До тех пор в его стихах было всего вдоволь: блеска, остроумия, изящества, звонкости, но главному - мудрой сдержанности и глубине мысли - холодный город не мог научить его. Всё это за две-три недели, как откровение, пришло к нему здесь - из прохладной глубины блеклого неба и озёр, от замшелого креста на рукотворной горке, от старых елей, насаженных смуглой рукой деда, из сказок милой няни. Впервые осознал он, что поэтическая работа - не ловля птички-рифмы. Это труд оратая, его усталость и пот, и головная боль от мыслей о судьбе посева. И тогда впервые пришёл к нему незнакомец...
То ли Поэт проснулся от плача совы, то ли сова приснилась ему. Ночная птица с наступление сумерек часто посещала дом, садилась на конёк кровли и плакала по-человечьи.

Как он очутился на крыльце? У ног его лежала раскрытая тетрадь. Посмотрел на небо - звёзды еще не высыпали. Перевёл взгляд на озеро и вместо серой водной глади увидел берёзовую белоногую рощу, какой здесь отродясь не было. Удивиться роще не успел. Удивился молодцу, что гулял по роще, поглядывая в сторону барского дома. Взгляд молодца был дерзок и одновременно выдавал растерянность. Жёлтые кудри выбивались из-под картуза невиданного покроя. Да и всё платье на нём было необычным: шёлковая, вышитая по косому вороту рубаха, перехваченная по стану тонким ремешком, узкие брюки, заправленные в высокие сапоги. В здешних местах простолюдины так не одевались. Позвать, что ли? Лучше спрошу завтра у старосты... Спрошу... Не спрашивай... зачем унылой думой... Что за чертовщина? Какие-то стихи лезут в голову!.. Среди забав я часто омрачён... Поэт потянулся за тетрадью.


Озябнув, он проснулся уже по-настоящему. Роща исчезла. Серая гладь озера отсвечивала первыми звёздами. От реки полз туман - будто серую холстину тащили вверх по склону.
Заветная тетрадь лежала на коленях.
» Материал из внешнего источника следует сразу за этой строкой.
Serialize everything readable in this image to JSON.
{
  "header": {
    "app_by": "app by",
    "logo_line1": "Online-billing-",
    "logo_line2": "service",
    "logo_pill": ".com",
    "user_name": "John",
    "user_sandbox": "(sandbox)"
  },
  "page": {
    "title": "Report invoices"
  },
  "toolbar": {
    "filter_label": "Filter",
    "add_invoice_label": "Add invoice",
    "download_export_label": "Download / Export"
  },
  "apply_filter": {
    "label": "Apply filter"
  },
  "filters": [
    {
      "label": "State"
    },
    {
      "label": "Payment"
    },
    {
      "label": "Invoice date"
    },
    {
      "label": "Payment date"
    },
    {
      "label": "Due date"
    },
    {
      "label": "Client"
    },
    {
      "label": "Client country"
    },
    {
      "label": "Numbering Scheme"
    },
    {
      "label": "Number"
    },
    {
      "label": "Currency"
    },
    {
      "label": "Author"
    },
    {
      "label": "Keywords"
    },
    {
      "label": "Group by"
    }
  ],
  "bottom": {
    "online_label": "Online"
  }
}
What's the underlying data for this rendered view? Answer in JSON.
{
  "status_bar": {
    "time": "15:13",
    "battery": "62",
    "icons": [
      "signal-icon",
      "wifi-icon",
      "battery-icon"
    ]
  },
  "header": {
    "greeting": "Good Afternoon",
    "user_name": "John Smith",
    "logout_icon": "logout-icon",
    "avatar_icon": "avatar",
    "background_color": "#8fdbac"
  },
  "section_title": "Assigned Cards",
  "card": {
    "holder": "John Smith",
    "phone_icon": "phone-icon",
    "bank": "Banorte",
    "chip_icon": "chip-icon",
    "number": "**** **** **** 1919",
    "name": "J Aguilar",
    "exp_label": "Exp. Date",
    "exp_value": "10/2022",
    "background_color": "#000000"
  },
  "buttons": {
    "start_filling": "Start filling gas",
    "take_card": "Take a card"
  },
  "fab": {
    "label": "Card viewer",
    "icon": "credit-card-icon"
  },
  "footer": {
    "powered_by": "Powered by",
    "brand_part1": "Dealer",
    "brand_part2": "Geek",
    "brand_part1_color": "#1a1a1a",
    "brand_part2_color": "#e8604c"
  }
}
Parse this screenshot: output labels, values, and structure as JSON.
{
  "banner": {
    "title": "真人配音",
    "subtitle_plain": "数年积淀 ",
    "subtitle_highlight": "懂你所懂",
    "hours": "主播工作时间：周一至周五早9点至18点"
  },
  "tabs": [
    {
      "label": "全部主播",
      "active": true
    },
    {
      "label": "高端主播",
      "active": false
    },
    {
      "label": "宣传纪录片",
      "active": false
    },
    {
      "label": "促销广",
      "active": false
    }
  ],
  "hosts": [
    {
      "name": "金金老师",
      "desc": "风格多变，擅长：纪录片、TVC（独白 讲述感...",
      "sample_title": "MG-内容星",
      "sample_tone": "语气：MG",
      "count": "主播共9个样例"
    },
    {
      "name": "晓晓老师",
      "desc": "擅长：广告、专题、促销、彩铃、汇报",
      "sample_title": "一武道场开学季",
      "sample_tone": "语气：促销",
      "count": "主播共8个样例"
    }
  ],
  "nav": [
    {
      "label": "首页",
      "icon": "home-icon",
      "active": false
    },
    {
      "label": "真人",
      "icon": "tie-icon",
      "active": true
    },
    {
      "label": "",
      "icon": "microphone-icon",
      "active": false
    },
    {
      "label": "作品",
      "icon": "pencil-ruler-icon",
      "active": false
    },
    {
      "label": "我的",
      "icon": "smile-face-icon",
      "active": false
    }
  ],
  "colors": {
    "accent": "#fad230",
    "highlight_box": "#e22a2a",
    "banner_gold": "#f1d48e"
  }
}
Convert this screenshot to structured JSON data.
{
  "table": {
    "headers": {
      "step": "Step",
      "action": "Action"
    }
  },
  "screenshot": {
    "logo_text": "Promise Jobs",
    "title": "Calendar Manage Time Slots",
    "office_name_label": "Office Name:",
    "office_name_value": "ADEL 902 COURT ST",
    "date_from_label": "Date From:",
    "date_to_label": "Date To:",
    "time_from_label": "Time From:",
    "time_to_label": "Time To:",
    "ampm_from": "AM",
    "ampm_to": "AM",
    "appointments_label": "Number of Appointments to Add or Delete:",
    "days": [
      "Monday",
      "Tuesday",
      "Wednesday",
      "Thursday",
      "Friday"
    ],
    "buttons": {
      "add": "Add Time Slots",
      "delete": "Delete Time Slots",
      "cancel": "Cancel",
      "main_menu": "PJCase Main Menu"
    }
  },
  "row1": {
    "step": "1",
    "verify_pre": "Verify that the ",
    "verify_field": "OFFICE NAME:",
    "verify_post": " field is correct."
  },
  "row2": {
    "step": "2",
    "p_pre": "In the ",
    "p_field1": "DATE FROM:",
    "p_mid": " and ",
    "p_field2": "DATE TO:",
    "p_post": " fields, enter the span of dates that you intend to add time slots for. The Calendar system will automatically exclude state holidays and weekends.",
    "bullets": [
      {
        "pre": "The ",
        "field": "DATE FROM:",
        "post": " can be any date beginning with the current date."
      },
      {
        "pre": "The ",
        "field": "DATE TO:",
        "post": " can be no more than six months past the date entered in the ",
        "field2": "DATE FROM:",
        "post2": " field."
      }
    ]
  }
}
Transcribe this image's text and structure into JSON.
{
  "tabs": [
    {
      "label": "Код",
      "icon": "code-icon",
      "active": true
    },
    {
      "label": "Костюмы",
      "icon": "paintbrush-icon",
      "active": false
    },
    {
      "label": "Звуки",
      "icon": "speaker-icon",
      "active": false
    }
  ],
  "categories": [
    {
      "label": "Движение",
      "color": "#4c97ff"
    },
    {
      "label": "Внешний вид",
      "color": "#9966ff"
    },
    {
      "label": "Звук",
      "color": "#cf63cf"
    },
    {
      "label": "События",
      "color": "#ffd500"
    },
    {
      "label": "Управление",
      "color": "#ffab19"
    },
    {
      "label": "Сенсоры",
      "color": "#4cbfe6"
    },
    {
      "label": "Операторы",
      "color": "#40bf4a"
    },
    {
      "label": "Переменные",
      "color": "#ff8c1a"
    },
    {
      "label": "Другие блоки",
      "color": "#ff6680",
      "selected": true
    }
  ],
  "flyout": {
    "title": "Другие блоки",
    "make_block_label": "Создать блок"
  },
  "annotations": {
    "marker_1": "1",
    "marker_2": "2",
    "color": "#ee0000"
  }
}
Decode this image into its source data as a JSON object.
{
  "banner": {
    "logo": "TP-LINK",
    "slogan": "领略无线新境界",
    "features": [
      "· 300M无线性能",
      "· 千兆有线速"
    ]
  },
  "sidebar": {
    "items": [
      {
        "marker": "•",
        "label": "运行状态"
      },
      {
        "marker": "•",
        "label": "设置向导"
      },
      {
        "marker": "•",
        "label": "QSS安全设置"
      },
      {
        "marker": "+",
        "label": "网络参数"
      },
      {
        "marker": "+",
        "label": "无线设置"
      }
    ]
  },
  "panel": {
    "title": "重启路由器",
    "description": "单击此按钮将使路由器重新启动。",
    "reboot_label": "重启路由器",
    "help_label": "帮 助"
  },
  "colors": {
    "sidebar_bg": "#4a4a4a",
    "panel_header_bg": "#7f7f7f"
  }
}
В ней были новые стихи:

Не спрашивай, зачем душой остылой
Я разлюбил весёлую любовь
И никого не называю милой –
Кто раз любил, уж не полюбит вновь...

Они испугали его - эти стихи, написанные во сне. Во сне ли? Неужели он сходит с ума? Куда исчез молодец с дерзкими и растерянными глазами? Какая связь между его появлением и необычными для него, поэта, стихами? Тогда юный поэт почти поверил, что сходит с ума. Сейчас страх перед безумием прошёл. Он сменился нетерпеливым ожиданием: кто следующий? Какие мысли и звуки вызовет в нём новый незнакомец?

****
Да, такое уже случалось с ним. И вот сегодня, накануне дуэли, - опять!
В кабинете, обставленном книжными стеллажами, тесно от друзей и недругов, вернее - от их бесплотных теней. На лицах недругов поэт прочитал свою судьбу, но остался к ней равнодушен: мысли его были заняты другим. Он то и дело подходил к окну, смотрел на пустынный двор, освещённый одиноким фонарём.

И вот появился ОН! Незнакомец вышел из невиданного бесконного экипажа, похожего на каплю ртути. На нём был серебристый наряд, подчеркивающий стройную фигуру античного героя. Взгляд его был смел и ясен, а шаг уверенным, будто незнакомец владел самыми сокровенными тайнами бытия и одинаково чётко видел прошлое и грядущее. Это был солнечный бог или человек далёких столетий - "гордый внук славян", пришедший к нему - первому поэту Руси - за благословением. «Скажи своё имя!» - крикнул Поэт XIX века, и собственный голос вернул его к действительности.

*****
Кабинет был пуст. Чадила свеча. Мерцали позолотой корешки старинных фолиантов. За двойными оконными рамами под одиноким фонарём блестел выпавший за ночь снег. Поэт напряг память, пытаясь вернуться к какой-то очень важной, ускользающей от него мысли. Но он уже был весь во власти самых необычных стихов, которые когда-либо вызывало из небытия его воображение. Поэт метнулся к столу, и в это время гулко, медленно, зловеще пробили шесть раз настенные часы. Наступало утро двадцать седьмого января одна тысяча восемьсот тридцать седьмого года...

Последнее стихотворение так и осталось незаписанным. Незримое и вечное, как время, оно летит над Землей к своему избраннику – русскому поэту третьего тысячелетия. Кто он? Когда раздастся его голос?